First, let
f = mag. of static friction
n = mag. of normal force
w = m g = mag. of gravitational force (the weight of the block)
m = mass of the block
g = 9.80 m/s² (the mag. of the acceleration due to gravity)
a = acceleration of the block
It's the static friction that interests us at the moment "when it begins to slide", meaning the precise moment at which static friction is at its maximum. At that point, the friction has magnitude f such that
f = 0.5 n
The problem is much easier to work through if you split up the forces into components acting parallel and perpendicular to the ramp. By Newton's second law, we have
• the net force acting parallel to the ramp is
∑ F = - f + w sin(30°) = m a
• and the net force acting perpendicular to the ramp is
∑ F = n - w cos(30°) = 0
Hence the net force on the block as it begins to slide acts only in the parallel direction. Note that we take the positive parallel direction to be the one in which the block slides down the ramp (i.e. opposing the friction force), and the positive perpendicular direction to be the same as the normal force.

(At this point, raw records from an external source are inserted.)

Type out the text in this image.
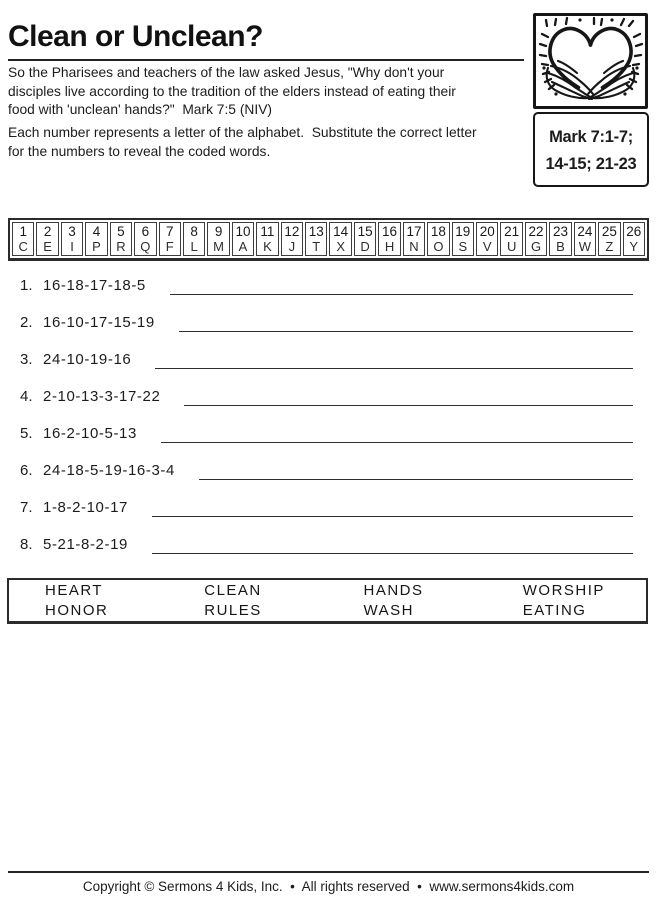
Clean or Unclean?
So the Pharisees and teachers of the law asked Jesus, "Why don't your
disciples live according to the tradition of the elders instead of eating their
food with 'unclean' hands?"  Mark 7:5 (NIV)
Each number represents a letter of the alphabet.  Substitute the correct letter
for the numbers to reveal the coded words.
Mark 7:1-7;
14-15; 21-23
1
C
2
E
3
I
4
P
5
R
6
Q
7
F
8
L
9
M
10
A
11
K
12
J
13
T
14
X
15
D
16
H
17
N
18
O
19
S
20
V
21
U
22
G
23
B
24
W
25
Z
26
Y
1. 16-18-17-18-5
2. 16-10-17-15-19
3. 24-10-19-16
4. 2-10-13-3-17-22
5. 16-2-10-5-13
6. 24-18-5-19-16-3-4
7. 1-8-2-10-17
8. 5-21-8-2-19
HEART	CLEAN	HANDS	WORSHIP
HONOR	RULES	WASH	EATING
Copyright © Sermons 4 Kids, Inc.  •  All rights reserved  •  www.sermons4kids.com
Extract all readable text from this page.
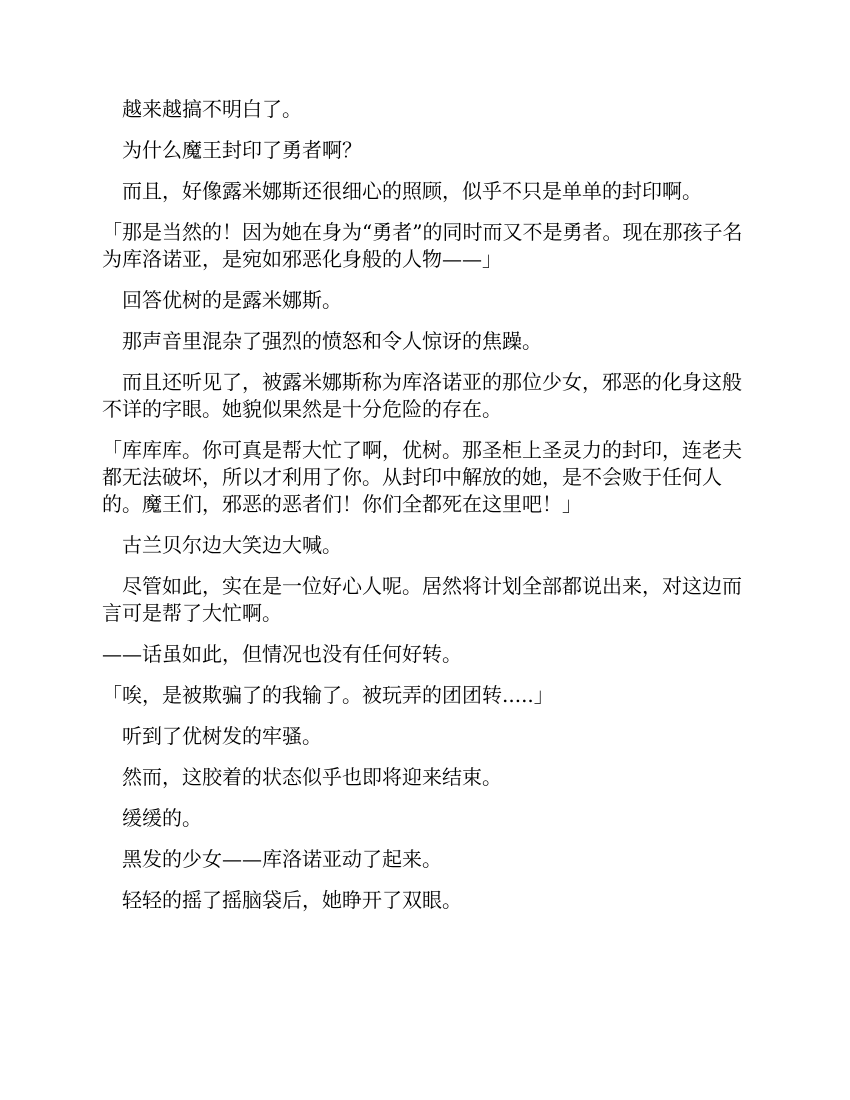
越来越搞不明白了。

为什么魔王封印了勇者啊？

而且，好像露米娜斯还很细心的照顾，似乎不只是单单的封印啊。

「那是当然的！因为她在身为“勇者”的同时而又不是勇者。现在那孩子名为库洛诺亚，是宛如邪恶化身般的人物——」

回答优树的是露米娜斯。

那声音里混杂了强烈的愤怒和令人惊讶的焦躁。

而且还听见了，被露米娜斯称为库洛诺亚的那位少女，邪恶的化身这般不详的字眼。她貌似果然是十分危险的存在。

「库库库。你可真是帮大忙了啊，优树。那圣柜上圣灵力的封印，连老夫都无法破坏，所以才利用了你。从封印中解放的她，是不会败于任何人的。魔王们，邪恶的恶者们！你们全都死在这里吧！」

古兰贝尔边大笑边大喊。

尽管如此，实在是一位好心人呢。居然将计划全部都说出来，对这边而言可是帮了大忙啊。

——话虽如此，但情况也没有任何好转。

「唉，是被欺骗了的我输了。被玩弄的团团转.....」

听到了优树发的牢骚。

然而，这胶着的状态似乎也即将迎来结束。

缓缓的。

黑发的少女——库洛诺亚动了起来。

轻轻的摇了摇脑袋后，她睁开了双眼。
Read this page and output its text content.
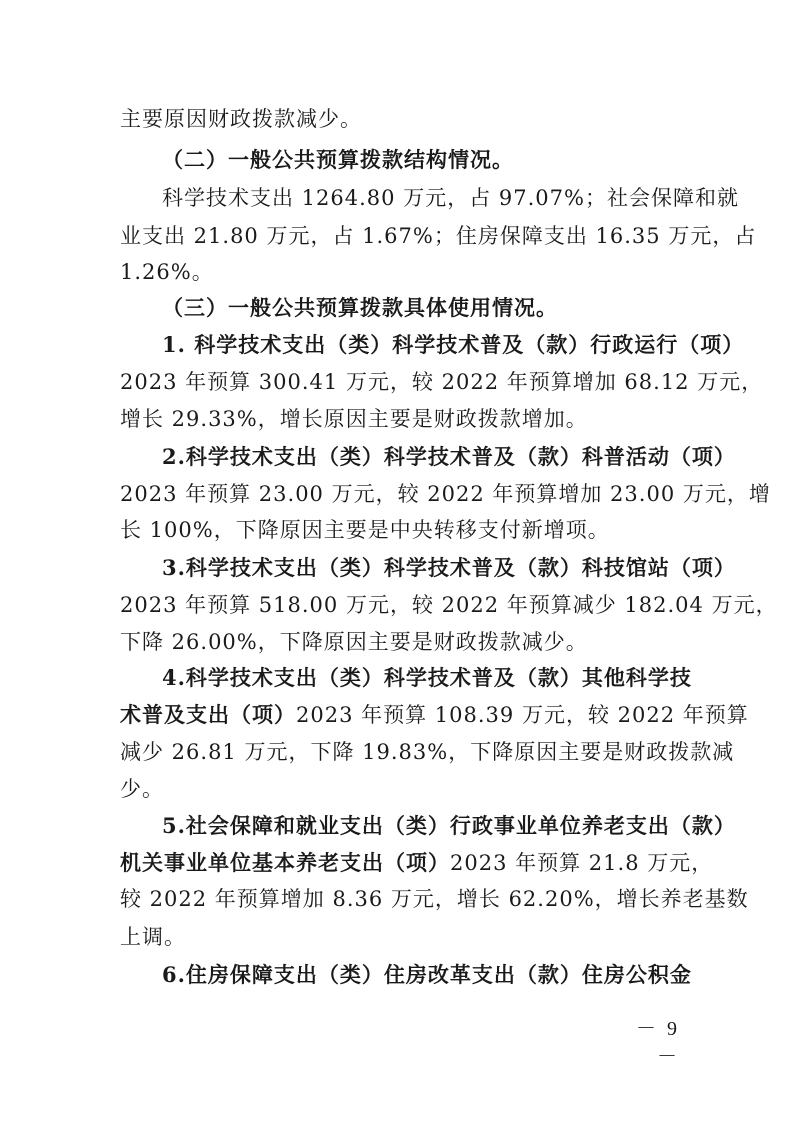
主要原因财政拨款减少。
（二）一般公共预算拨款结构情况。
科学技术支出 1264.80 万元，占 97.07%；社会保障和就
业支出 21.80 万元，占 1.67%；住房保障支出 16.35 万元，占
1.26%。
（三）一般公共预算拨款具体使用情况。
1. 科学技术支出（类）科学技术普及（款）行政运行（项）
2023 年预算 300.41 万元，较 2022 年预算增加 68.12 万元，
增长 29.33%，增长原因主要是财政拨款增加。
2.科学技术支出（类）科学技术普及（款）科普活动（项）
2023 年预算 23.00 万元，较 2022 年预算增加 23.00 万元，增
长 100%，下降原因主要是中央转移支付新增项。
3.科学技术支出（类）科学技术普及（款）科技馆站（项）
2023 年预算 518.00 万元，较 2022 年预算减少 182.04 万元，
下降 26.00%，下降原因主要是财政拨款减少。
4.科学技术支出（类）科学技术普及（款）其他科学技
术普及支出（项）2023 年预算 108.39 万元，较 2022 年预算
减少 26.81 万元，下降 19.83%，下降原因主要是财政拨款减
少。
5.社会保障和就业支出（类）行政事业单位养老支出（款）
机关事业单位基本养老支出（项）2023 年预算 21.8 万元，
较 2022 年预算增加 8.36 万元，增长 62.20%，增长养老基数
上调。
6.住房保障支出（类）住房改革支出（款）住房公积金
－ 9 －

Solve the second equation for n :
n = m g cos(30°) = (100 kg) (9.80 m/s²) cos(30°) ≈ 849 N
Then
f = 0.5 (849 N) ≈ 424 N
and so the net force on the block is
∑ F ≈ - 424 N + (100 kg) (9.80 m/s²) sin(30°) ≈ 65.6 N
Next, you want to find the acceleration of the block as it is sliding down the ramp, during which time kinetic friction kicks in. We have the same equations as above, except now f = 0.3 n. So we still have n ≈ 849 N, which gives
f = 0.3 (849 N) ≈ 255 N
∑ F = - f + w sin(30°) = m a
→ - 255 N + (100 kg) (9.80 m/s²) sin(30°) ≈ (100 kg) a
→ a ≈ 2.35 m/s²